Using vm_read to read another process memory

Question

I have written some code in order to read another process memory. This is for macOS/GNU Mach.

#include <stdio.h>
#include <sys/types.h>
#include <mach/mach.h>
#include <mach/mach_vm.h>

int main() {
    pid_t pid;
    printf("PID: ");
    scanf("%d", &pid);
    vm_address_t address;
    printf("Address: ");
    scanf("%lx", &address);
    vm_offset_t readMem;
    vm_map_read_t task = task_for_pid(mach_task_self(), pid, &task);
    mach_msg_type_number_t size = sizeof(int);
    kern_return_t result = vm_read(task, address, (pointer_t)sizeof(int), &readMem, &size);
    if (result) {
        fprintf(stderr, "cant read, result 0x%x\n", result);
    }
    printf("%lu", readMem); 
}

Upon running it and providing a valid PID, it returns MACH_SEND_INVALID_DEST.

Answer 1

I know this answer is late, but it might be useful to others who encounter the same problem.

Problems

1. As Craig Estey pointed out, task_for_pid() returns kern_return_t.
2. You are not checking for potential errors.
3. The way you are reading the data after obtaining the pointer is incorrect.
4. Run the program with sudo.

I modified your code to make it more clear, added some error checking and made proper reading.
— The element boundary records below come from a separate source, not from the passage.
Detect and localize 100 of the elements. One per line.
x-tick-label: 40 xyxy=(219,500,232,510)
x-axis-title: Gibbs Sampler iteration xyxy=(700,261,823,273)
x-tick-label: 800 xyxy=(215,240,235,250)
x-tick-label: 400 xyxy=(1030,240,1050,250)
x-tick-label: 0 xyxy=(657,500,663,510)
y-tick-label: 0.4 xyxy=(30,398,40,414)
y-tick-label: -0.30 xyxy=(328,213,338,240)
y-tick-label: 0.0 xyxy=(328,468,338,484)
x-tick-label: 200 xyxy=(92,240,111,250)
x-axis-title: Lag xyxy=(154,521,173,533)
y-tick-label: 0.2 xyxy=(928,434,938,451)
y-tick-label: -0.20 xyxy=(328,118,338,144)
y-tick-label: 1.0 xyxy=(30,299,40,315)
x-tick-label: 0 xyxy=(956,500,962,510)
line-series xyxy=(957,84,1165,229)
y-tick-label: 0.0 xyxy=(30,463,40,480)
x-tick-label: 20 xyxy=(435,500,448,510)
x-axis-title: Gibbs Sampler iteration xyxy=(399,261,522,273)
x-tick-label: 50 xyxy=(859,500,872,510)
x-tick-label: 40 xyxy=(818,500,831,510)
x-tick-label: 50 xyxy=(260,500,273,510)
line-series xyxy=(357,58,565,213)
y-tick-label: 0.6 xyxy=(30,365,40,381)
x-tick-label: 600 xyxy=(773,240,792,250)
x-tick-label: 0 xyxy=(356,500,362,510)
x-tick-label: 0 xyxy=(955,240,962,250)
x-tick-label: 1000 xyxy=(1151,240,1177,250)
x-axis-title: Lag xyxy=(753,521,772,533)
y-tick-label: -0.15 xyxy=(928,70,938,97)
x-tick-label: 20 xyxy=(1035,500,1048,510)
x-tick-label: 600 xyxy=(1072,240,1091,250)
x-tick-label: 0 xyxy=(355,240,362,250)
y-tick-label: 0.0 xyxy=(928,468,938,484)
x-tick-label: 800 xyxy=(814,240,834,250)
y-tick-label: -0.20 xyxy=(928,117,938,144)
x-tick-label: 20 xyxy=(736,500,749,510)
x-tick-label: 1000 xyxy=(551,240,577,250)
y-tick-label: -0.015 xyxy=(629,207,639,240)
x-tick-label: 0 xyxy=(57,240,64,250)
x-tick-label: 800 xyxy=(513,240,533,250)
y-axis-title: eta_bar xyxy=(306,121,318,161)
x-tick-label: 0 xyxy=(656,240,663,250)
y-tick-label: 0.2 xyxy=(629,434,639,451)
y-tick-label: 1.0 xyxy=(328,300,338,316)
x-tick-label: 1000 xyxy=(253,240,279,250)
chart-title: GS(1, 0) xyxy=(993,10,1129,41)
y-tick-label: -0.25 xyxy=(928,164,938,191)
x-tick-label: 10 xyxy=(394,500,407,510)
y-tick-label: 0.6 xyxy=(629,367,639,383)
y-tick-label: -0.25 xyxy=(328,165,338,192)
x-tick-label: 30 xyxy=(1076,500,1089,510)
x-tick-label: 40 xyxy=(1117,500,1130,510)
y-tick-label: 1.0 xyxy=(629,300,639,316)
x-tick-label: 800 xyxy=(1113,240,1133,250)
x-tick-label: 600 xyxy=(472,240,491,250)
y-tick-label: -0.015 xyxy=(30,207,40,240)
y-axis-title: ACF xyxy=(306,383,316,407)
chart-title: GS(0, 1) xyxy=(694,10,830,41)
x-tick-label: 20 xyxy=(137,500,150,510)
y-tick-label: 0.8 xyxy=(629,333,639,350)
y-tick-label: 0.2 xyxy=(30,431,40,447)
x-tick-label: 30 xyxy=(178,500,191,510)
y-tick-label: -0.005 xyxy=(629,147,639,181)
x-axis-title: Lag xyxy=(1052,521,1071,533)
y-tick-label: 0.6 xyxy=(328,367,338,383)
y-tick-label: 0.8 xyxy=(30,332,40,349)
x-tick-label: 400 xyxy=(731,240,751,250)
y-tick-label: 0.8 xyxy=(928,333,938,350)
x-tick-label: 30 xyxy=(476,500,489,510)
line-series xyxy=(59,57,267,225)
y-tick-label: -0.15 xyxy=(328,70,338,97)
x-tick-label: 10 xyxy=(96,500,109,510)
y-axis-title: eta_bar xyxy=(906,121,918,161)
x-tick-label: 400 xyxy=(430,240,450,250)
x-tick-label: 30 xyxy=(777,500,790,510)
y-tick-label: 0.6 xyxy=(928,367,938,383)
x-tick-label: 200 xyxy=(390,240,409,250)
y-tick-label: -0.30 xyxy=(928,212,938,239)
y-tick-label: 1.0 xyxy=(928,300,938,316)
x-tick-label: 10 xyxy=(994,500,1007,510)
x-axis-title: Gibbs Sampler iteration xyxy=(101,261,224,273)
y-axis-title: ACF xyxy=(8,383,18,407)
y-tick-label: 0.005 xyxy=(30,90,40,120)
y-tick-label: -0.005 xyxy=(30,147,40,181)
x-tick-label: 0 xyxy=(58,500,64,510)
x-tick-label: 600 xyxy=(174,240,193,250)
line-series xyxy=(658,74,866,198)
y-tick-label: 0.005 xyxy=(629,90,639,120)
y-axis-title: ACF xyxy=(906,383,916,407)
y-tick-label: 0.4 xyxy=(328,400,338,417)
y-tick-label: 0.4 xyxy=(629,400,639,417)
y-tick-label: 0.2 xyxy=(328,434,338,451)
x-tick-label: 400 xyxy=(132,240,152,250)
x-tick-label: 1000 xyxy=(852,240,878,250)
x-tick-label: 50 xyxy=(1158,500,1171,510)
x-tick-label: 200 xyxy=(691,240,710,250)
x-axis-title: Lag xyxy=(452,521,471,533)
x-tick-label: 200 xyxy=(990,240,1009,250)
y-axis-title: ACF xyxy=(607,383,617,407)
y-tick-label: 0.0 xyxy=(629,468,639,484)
By the comments you made, I believe you are trying to read an integer, so I adapted the code to fit that need.

#include <stdio.h>
#include <sys/types.h>
#include <mach/mach.h>
#include <mach/mach_vm.h>
#include <stdlib.h>

void check_result(kern_return_t kern_res, char * msg)
{
    if (kern_res != KERN_SUCCESS) {
            if (msg == NULL)
                    fprintf(stderr, "%s\n", mach_error_string(kern_res));
            else
                    fprintf(stderr, "%s : %s\n", msg, mach_error_string(kern_res));
            exit(1);
    }
}

int main()
{
    pid_t pid;
    printf("PID: ");
    scanf("%d", &pid);

    vm_address_t address;
    printf("Address: ");
    scanf("%lx", &address);

    kern_return_t res;
    mach_port_t   task_self = mach_task_self();
    mach_port_t   other_task;

    res = task_for_pid(task_self, pid, &other_task);
    check_result(res, "Error getting task");

    void * data;
    mach_msg_type_number_t size = sizeof(int);
    vm_size_t size_to_read = (vm_size_t) sizeof(int);

    res = vm_read(other_task, address, size_to_read, (vm_offset_t *) &data, &size);
    check_result(res, "Error reading virtual memory");

    char * char_ptr = (char *) data;
    fprintf(stdout, "%d\n", (int) char_ptr[0]);
}

I tested it and I made sure it works as intended. Please let me know of any improvement!